Assets and Liabilities

  • Evaluate the seller's assets by looking for items such as cash, accounts receivable, inventory, and property. Also, consider intangible assets such as patents, copyrights, and trademarks.
  • Compare the value of these assets to the company's liabilities, including accounts payable, loans, and leases. If the liabilities are more than the assets, it could signify that the company is in financial trouble and is at risk of defaulting.
  • Compare the assets and liabilities to the industry norms to get an idea of how the company is performing. If you find any abnormal items, conduct further investigation.

Various Financial Ratios

Analyze the financial statements to evaluate financial ratios.

To help determine the value of acquiring a company, the buyer should look at financial ratios like operating margin, gross margin, interest coverage, profit margin, current ratio, debt ratio, debt to equity ratio, asset turnover, return on assets, and return on equity.
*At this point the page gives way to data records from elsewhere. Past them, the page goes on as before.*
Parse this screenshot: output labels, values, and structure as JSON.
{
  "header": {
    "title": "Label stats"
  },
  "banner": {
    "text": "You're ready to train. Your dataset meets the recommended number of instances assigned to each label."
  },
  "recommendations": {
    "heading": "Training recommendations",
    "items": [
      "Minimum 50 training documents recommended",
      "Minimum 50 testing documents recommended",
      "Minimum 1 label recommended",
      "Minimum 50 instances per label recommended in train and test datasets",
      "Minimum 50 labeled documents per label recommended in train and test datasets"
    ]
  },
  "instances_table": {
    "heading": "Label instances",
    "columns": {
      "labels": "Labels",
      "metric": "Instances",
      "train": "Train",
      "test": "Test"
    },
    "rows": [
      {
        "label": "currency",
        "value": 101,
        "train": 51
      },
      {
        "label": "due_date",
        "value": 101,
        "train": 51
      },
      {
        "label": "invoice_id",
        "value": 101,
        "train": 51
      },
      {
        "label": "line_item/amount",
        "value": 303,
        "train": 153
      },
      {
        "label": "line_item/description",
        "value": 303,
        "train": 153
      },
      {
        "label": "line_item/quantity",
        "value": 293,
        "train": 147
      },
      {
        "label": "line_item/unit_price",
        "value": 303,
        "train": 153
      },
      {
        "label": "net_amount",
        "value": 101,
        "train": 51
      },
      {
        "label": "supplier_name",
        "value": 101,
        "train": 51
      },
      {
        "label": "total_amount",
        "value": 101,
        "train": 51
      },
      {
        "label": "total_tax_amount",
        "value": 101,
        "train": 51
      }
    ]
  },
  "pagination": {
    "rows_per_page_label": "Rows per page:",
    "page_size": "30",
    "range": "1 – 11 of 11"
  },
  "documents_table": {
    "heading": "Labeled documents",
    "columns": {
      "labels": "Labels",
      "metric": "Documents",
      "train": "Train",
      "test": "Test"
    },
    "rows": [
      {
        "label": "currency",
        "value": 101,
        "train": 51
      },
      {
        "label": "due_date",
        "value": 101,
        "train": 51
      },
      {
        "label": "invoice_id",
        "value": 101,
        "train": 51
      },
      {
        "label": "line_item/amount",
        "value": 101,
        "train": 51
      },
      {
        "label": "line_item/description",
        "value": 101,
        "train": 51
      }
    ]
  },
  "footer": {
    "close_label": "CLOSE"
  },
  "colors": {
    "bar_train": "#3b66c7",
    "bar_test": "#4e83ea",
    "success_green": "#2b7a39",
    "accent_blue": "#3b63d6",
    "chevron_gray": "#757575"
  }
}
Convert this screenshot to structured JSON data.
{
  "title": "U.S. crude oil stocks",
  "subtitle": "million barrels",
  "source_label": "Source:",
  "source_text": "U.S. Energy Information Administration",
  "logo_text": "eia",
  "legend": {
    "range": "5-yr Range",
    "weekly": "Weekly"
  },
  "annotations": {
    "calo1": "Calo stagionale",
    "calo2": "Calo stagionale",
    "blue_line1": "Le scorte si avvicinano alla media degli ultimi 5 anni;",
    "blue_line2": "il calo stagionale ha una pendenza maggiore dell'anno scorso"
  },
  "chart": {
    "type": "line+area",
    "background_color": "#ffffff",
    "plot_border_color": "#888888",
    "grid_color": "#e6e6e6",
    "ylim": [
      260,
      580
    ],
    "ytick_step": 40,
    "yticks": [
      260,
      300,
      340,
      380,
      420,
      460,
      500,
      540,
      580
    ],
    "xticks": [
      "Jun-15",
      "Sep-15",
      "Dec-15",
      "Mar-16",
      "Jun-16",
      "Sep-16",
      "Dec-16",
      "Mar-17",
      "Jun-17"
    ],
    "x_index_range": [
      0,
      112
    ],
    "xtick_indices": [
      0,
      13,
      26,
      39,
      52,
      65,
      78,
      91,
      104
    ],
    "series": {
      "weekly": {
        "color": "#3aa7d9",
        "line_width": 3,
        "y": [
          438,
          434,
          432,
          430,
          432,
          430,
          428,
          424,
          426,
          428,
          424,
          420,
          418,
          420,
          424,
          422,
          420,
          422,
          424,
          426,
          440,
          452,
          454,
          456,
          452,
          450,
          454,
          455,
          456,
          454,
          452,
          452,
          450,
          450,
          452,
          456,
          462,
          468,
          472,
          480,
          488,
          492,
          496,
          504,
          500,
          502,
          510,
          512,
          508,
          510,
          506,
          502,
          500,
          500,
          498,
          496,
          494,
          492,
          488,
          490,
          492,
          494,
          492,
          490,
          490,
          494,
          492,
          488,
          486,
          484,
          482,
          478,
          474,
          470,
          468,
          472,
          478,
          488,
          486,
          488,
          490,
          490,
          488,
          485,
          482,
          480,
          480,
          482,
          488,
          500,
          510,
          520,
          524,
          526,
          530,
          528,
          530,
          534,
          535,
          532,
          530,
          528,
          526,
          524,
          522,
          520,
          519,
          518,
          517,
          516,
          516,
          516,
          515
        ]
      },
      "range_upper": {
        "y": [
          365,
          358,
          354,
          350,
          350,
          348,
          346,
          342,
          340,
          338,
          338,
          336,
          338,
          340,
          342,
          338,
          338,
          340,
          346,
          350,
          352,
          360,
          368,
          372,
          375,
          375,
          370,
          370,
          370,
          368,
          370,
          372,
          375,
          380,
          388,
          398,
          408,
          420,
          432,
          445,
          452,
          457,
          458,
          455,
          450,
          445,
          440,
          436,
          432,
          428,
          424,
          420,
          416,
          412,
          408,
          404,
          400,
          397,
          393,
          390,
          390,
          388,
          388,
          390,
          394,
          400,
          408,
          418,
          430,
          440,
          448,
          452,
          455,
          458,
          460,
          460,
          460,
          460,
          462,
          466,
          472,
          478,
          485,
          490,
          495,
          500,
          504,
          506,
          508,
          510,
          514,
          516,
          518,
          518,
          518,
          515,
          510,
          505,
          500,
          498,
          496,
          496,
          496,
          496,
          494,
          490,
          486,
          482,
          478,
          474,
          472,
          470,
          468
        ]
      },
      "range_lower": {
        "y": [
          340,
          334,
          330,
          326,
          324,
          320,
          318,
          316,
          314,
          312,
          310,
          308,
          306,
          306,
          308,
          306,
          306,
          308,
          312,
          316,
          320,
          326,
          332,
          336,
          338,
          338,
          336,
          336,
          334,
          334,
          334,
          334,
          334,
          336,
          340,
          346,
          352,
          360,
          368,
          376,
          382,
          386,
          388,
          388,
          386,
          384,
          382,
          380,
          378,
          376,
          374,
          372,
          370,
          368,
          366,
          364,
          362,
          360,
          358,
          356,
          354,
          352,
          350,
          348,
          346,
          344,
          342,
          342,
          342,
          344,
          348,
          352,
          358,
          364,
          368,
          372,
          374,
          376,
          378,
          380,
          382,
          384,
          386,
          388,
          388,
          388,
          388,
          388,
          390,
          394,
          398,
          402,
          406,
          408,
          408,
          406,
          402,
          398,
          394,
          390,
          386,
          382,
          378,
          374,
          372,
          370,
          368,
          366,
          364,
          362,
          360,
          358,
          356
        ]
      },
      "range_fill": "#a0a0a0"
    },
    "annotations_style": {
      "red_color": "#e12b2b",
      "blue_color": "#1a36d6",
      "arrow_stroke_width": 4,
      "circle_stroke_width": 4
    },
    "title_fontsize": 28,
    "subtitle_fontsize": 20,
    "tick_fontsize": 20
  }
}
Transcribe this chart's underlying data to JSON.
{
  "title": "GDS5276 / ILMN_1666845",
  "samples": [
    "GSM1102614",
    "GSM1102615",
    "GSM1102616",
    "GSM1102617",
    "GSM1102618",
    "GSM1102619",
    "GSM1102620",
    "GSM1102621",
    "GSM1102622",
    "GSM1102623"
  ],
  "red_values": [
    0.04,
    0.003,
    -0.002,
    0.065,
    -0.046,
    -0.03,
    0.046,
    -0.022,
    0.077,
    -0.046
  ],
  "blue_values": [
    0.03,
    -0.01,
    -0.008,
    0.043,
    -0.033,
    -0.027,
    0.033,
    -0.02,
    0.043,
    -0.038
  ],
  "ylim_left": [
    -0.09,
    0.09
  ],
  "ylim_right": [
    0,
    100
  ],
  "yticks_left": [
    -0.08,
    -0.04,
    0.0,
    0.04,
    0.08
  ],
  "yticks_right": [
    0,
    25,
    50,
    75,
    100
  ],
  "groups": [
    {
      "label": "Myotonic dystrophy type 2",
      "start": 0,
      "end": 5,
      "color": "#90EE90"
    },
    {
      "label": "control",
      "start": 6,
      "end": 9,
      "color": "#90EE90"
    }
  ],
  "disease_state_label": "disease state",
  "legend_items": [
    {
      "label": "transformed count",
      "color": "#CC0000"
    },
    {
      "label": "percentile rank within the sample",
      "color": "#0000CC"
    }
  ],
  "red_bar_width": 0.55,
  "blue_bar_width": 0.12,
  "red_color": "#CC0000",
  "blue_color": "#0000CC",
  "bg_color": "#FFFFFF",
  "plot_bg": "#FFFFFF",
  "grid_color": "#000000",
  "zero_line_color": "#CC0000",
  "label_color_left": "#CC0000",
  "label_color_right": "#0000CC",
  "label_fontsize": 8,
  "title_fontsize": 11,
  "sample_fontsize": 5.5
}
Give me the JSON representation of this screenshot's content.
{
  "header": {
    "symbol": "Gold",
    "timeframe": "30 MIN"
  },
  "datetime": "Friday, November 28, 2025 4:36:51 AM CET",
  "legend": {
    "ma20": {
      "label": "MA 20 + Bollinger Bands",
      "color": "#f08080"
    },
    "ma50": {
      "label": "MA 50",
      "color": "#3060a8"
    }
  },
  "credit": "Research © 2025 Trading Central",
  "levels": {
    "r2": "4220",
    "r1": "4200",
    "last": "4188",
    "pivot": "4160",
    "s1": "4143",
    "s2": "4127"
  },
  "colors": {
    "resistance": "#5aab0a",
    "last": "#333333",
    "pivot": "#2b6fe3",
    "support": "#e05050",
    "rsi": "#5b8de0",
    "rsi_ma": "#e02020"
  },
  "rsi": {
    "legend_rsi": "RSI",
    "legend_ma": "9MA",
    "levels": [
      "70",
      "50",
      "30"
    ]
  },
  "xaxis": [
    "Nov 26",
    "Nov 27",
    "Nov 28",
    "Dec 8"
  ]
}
Compare these to industry standards to develop context on the financial health of the seller's company and the viability of the investment.

Projections

  • Examine the target company’s quarterly and year-over-year projections. Are the projections realistic? Do they take into account all the relevant factors? Look for areas where the numbers don’t make sense or where there are significant discrepancies. 
  • Check whether the company's projections show that it's on track to achieve its long-term goals. This includes both financial goals (such as profitability) and non-financial goals (such as market share). Red flags could be unrealistic assumptions, large swings in revenue or expenses, or a lack of supporting documentation. What's the average market growth for the company's industry? How does the company compare, taking into account its stage of development?


Conclusion

If you're considering acquiring a company, conduct financial due diligence before proceeding with the deal. Due diligence is essential for both the buyer — to help avoid costly surprises down the road — and the seller (to show that the company for sale is a good investment).

Due diligence varies by industry. The type of due diligence required depends on the target company, but financial due diligence is the cornerstone of due diligence and an essential step in any acquisition or merger.